Mimecast’s cloud-based solutions
Mimecast, which also operates in Kenya, makes business email and data safer for thousands of customers and their millions of employees worldwide. Founded in 2003, the company's next-generation cloud-based security, archiving and continuity services protect email and deliver comprehensive email risk management.
MTN Kenya’s offering
MILLICENT MWOLOLO reports that, with fibre network infrastructure in four metros (Nairobi, Mombasa, Eldoret and Kisumu), a tier III data centre and cloud infrastructure in Nairobi and Mombasa, MTN Kenya is well-armed to power and protect businesses.
The firm offers network services, cloud solutions, voice and data centre services to the financial services sector, telecommunication companies, government, corporate sector and small and medium enterprises (SMEs). 
“Our National and Global MPLS is a secure network that allows organisations to interconnect and operate seamlessly across their branches,” says Kennedy Chinganya, the managing director, MTN Business Kenya.
Businesses are migrating from investing in ICT hardware and software, and shifting to MTN.
“This has informed us to invest in a tier III data centre which is hosting our cloud infrastructure and has the capacity to host customers looking for remote co-location services,” says Mr Chinganya.
“We have invested in advanced threat detection and remediation to ensure that customers hosted on our cloud platform are protected from the emerging cyber-attacks.”
MTN Cloud gives businesses a cost-effective virtual data centre that can easily scale as their compute and storage needs grow.

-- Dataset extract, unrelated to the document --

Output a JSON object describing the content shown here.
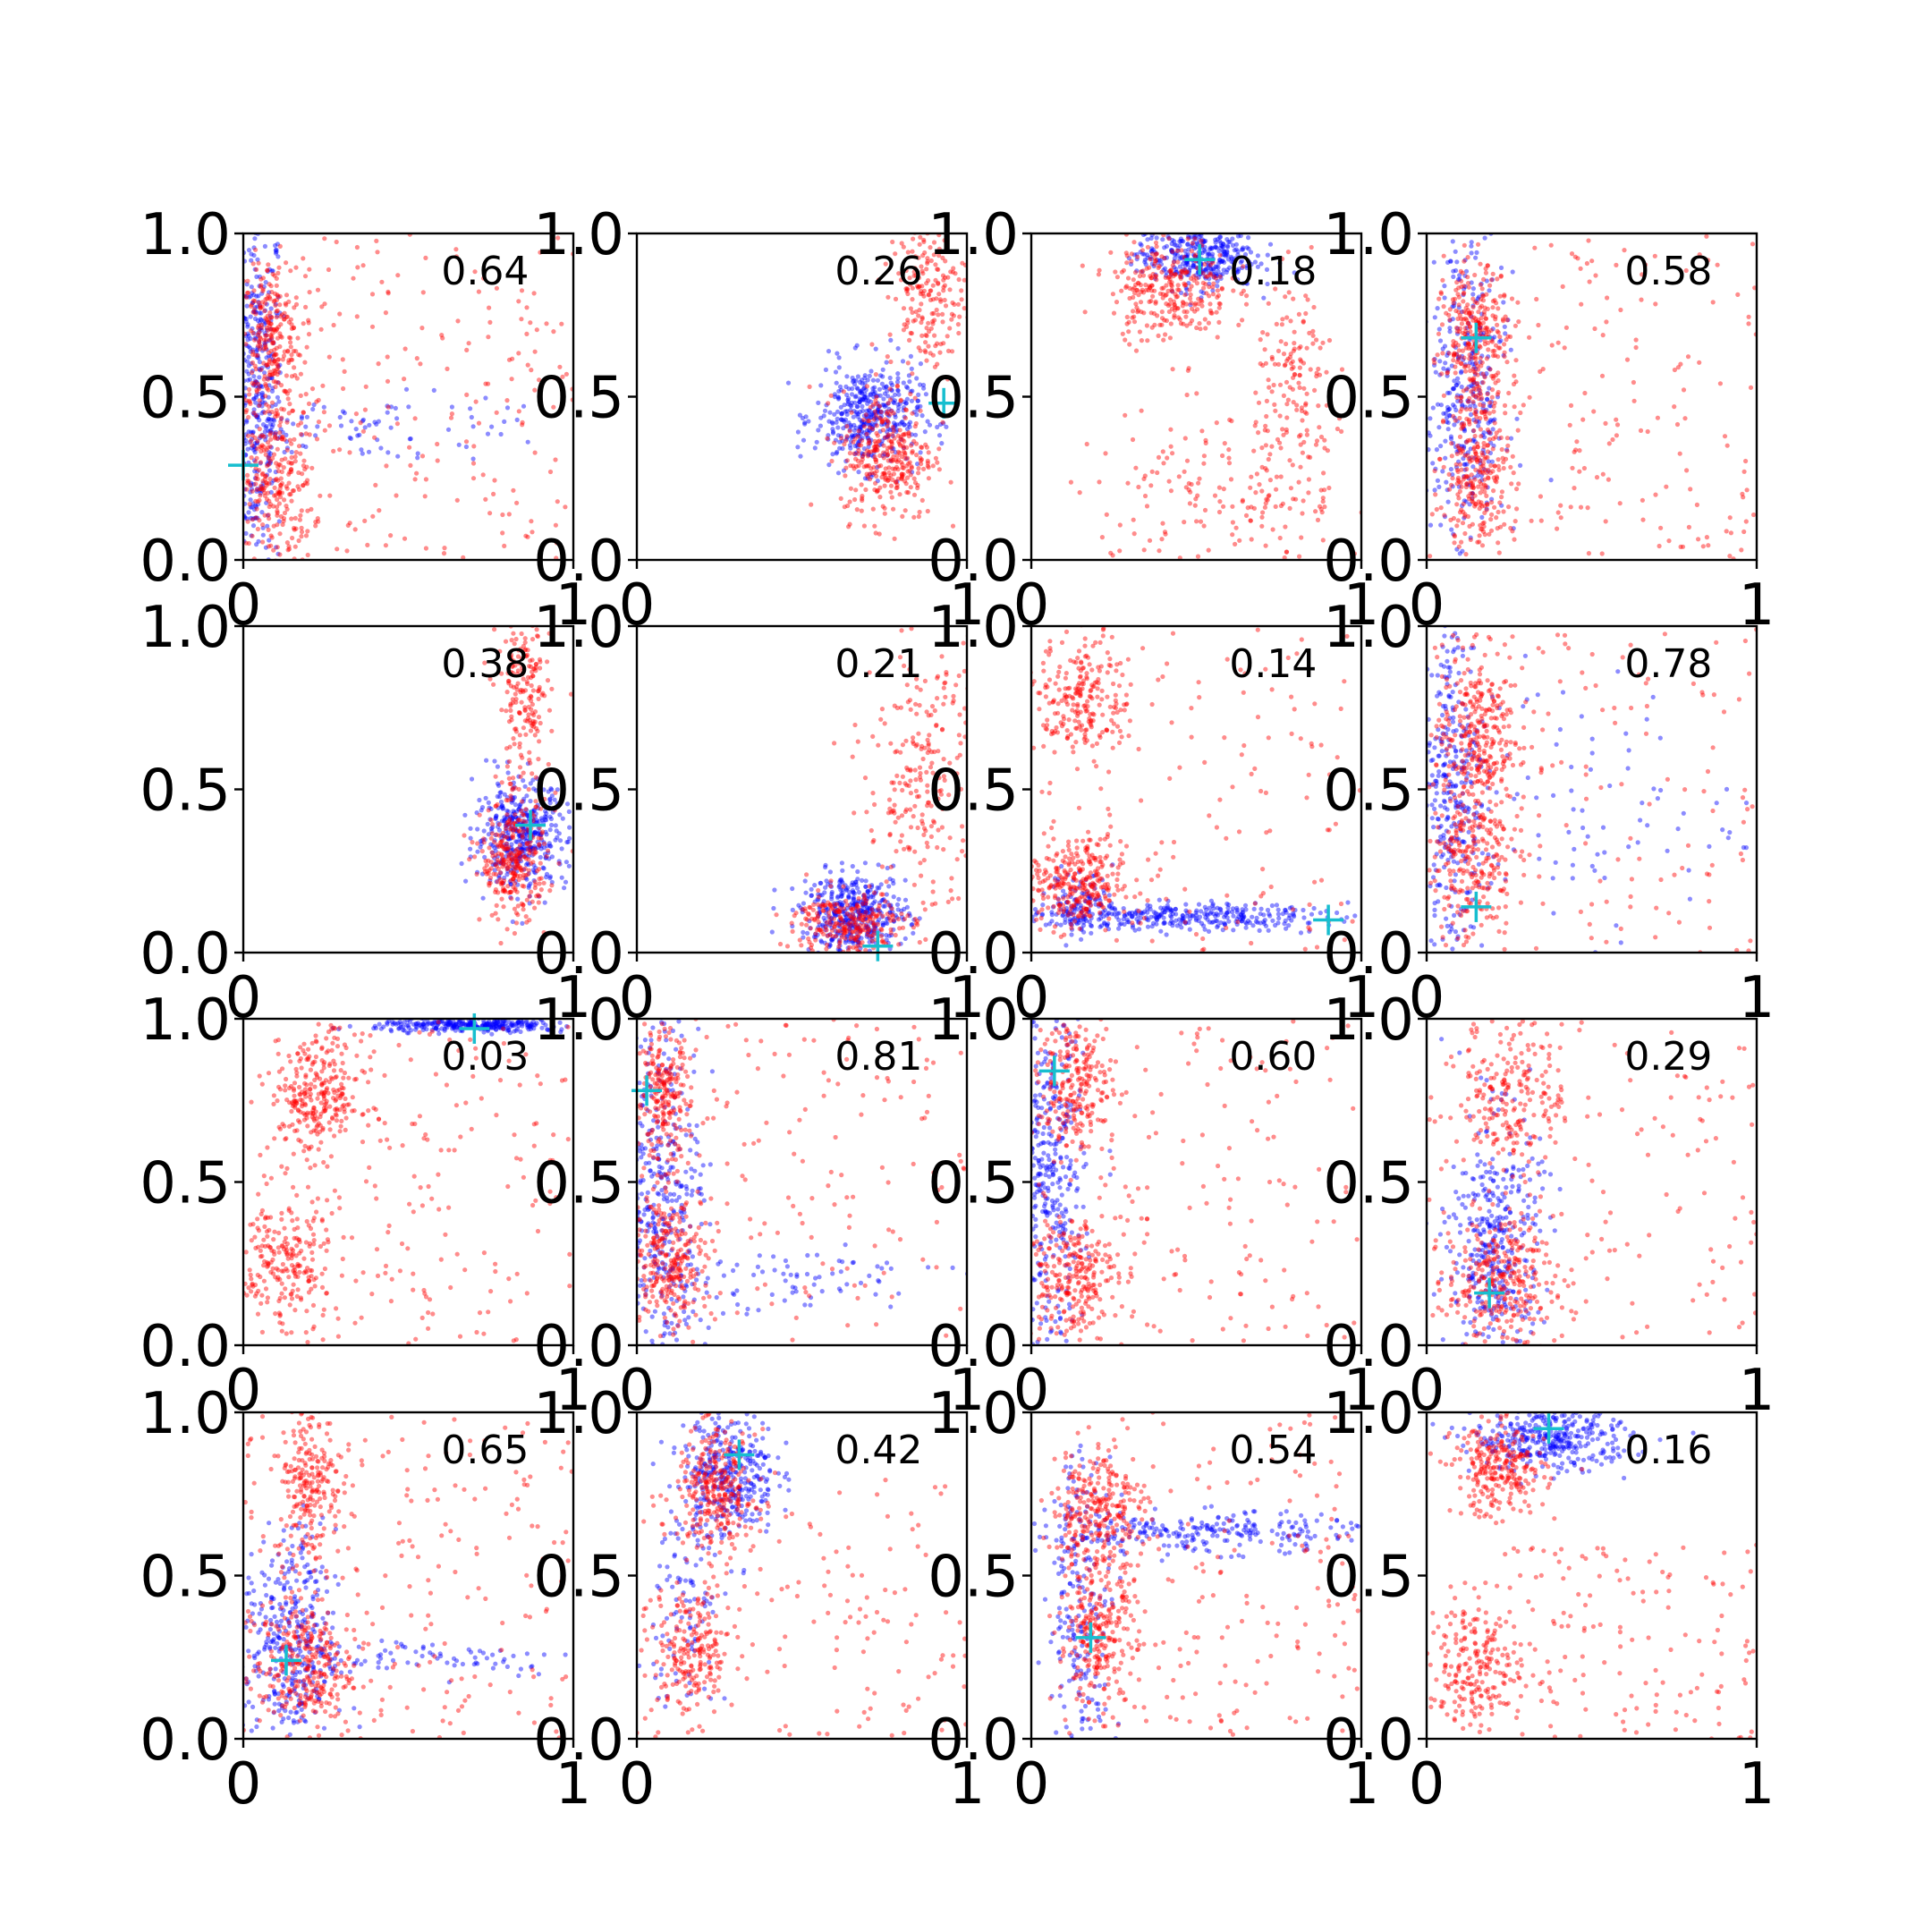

The firm has invested in another data centre in cloud infrastructure in Mombasa. This is to primarily deliver disaster recovery for the Nairobi Platform as well as provide cloud services and co-location for the coastal region and other international markets.
The Cyber Resilience Think Tank created by email and data security company, Mimecast, defines this phrase as, “An organisation’s capacity to adapt and respond to adverse cyber events – whether the events are external or internal, malicious or unintentional – in ways that maintain the confidentiality, integrity and availability of whatever data and services are important to the organisation.”
‘Big Four’ agenda
With respect to the ‘Big Four’ agenda, MTN Kenya is poised to play a key role in the realisation of universal healthcare in Kenya by leveraging on technology solutions to address some of the health sector challenges.
“We can partner with the health sector in telemedicine such that doctors are able to diagnose patients in remote locations across Kenya through MTN cloud and network platform,” Mr Chinganya says.